Long March-5 set to roll out for second mission
By CGTN's Guan Yang
Following the successful maiden launch in November last year, China's most powerful launch vehicle – the Long March-5 is all set for its second performance. 
After years of intense development to create a launch vehicle capable of orbiting heavy payload to geosynchronous and low Earth orbit, the mission is once again expected to set a keystone for the country’s ambitions for a space station and interplanetary exploration.
The officials confirmed on Saturday the rocket is set to blast off on July 2.  
The green light on fueling the rocket has been given by the command center.
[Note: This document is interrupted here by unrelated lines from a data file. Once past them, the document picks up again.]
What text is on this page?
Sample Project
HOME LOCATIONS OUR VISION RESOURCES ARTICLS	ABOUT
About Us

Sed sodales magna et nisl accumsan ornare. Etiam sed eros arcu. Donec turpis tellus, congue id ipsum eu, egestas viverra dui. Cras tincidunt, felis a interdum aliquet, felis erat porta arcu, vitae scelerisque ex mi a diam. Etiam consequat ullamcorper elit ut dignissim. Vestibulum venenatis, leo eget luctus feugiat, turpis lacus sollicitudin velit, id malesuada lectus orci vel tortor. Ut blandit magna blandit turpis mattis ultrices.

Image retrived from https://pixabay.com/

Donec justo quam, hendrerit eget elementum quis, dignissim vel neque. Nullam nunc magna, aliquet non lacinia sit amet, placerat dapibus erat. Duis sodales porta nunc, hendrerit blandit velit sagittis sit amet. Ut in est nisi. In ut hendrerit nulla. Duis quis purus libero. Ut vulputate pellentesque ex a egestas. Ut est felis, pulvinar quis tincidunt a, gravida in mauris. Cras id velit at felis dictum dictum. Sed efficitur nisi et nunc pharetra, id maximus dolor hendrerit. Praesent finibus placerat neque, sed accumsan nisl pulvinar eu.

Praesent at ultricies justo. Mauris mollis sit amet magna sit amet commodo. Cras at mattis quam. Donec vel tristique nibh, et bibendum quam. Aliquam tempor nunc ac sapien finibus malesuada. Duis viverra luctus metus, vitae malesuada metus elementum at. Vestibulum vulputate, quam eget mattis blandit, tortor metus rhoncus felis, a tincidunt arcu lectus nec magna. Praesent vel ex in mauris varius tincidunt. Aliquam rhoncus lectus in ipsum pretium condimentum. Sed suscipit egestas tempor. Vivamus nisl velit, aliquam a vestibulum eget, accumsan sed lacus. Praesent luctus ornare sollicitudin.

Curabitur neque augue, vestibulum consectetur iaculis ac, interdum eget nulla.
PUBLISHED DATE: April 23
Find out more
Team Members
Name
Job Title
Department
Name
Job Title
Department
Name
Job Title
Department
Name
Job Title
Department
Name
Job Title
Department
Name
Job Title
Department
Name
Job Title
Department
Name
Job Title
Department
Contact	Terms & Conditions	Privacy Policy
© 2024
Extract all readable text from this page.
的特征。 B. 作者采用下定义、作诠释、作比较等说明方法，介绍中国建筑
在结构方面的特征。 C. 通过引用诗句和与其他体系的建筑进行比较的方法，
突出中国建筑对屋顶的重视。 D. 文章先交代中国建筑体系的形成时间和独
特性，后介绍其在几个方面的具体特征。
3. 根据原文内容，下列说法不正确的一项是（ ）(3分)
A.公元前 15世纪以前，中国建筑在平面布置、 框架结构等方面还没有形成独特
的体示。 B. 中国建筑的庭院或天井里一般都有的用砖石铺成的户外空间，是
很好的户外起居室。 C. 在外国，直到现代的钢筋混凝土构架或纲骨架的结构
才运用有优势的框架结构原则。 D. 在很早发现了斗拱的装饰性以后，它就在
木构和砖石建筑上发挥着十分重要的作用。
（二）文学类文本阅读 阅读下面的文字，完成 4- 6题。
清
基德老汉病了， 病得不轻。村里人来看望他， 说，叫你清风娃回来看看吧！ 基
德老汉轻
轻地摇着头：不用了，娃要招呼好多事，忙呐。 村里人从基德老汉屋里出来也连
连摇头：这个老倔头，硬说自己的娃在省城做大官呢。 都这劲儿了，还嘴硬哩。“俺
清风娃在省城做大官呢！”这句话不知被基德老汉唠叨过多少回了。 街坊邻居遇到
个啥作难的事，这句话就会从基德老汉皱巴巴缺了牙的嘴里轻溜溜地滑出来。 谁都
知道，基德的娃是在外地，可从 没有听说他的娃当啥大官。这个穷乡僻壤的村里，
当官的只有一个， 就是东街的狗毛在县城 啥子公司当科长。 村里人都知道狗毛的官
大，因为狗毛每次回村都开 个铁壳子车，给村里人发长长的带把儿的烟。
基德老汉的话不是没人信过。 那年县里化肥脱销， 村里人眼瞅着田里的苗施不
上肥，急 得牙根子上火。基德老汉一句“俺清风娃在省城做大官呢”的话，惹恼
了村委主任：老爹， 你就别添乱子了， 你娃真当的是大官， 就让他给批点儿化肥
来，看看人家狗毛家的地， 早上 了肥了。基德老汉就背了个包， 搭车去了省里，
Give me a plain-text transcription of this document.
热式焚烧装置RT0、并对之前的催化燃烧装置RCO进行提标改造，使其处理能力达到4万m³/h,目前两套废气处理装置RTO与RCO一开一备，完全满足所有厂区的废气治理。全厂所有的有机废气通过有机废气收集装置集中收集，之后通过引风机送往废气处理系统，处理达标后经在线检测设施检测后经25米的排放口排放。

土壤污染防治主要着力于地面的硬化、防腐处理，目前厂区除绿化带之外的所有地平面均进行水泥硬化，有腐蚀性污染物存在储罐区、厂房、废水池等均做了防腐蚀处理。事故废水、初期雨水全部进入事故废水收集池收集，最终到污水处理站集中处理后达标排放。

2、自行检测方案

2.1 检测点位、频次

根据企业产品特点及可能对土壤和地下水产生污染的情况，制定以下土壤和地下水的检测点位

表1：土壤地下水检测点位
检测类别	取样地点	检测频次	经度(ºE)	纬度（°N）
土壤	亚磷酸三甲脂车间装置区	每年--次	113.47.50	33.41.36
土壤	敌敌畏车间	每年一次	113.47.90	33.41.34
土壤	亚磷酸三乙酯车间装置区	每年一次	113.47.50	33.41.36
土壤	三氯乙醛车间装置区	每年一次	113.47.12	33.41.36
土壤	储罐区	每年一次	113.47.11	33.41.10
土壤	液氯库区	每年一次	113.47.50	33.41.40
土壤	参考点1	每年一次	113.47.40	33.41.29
Once the fueling procedure kicks start, it means the whole mission is irreversible.
A media conference was held at Wenchang Satellite Launch Center. /CGTN Photo

A media conference was held at Wenchang Satellite Launch Center. /CGTN Photo

The rocket will carry Shijian-18 experimental communications satellite designed by China Academy of Space Technology. 
It was based on Dong Fang Hong-5 satellite bus powered with two deployable solar arrays and on-board batteries.
The Dong Fang Hong-5 is the next generation geostationary telecommunications satellite bus, designed to provide a high-capacity, long-endurance platform for TV broadcasts, voice and data communications, and regional mobile communications satellites.
During the mission, the new Shijian-18 satellite with seven metric tonnes in weight will operate on geosynchronous orbit and provide communications services over China's territory.  
The satellite's on-board transponders will also improve access to the Internet and allow to have more television channels for the public users.
Shijian-18 experimental communications satellite. /SASTIND Photo

Shijian-18 experimental communications satellite. /SASTIND Photo

Last year, China launched 23 satellites, the Tiangong-2 and Shenzhou-11 manned space programs, with the debut of two new rocket families – Long March 5 and 7. The officials expects more for 2017.
They said the current year is intense for China's space activities as they take further steps towards a permanently inhabited space station, launch a complex mission to collect Moon samples, and aim for a national launch record.  
The current mission will be final for the Long March 5 rocket family before sending the Chang'e 5 lunar probe to the moon later this year.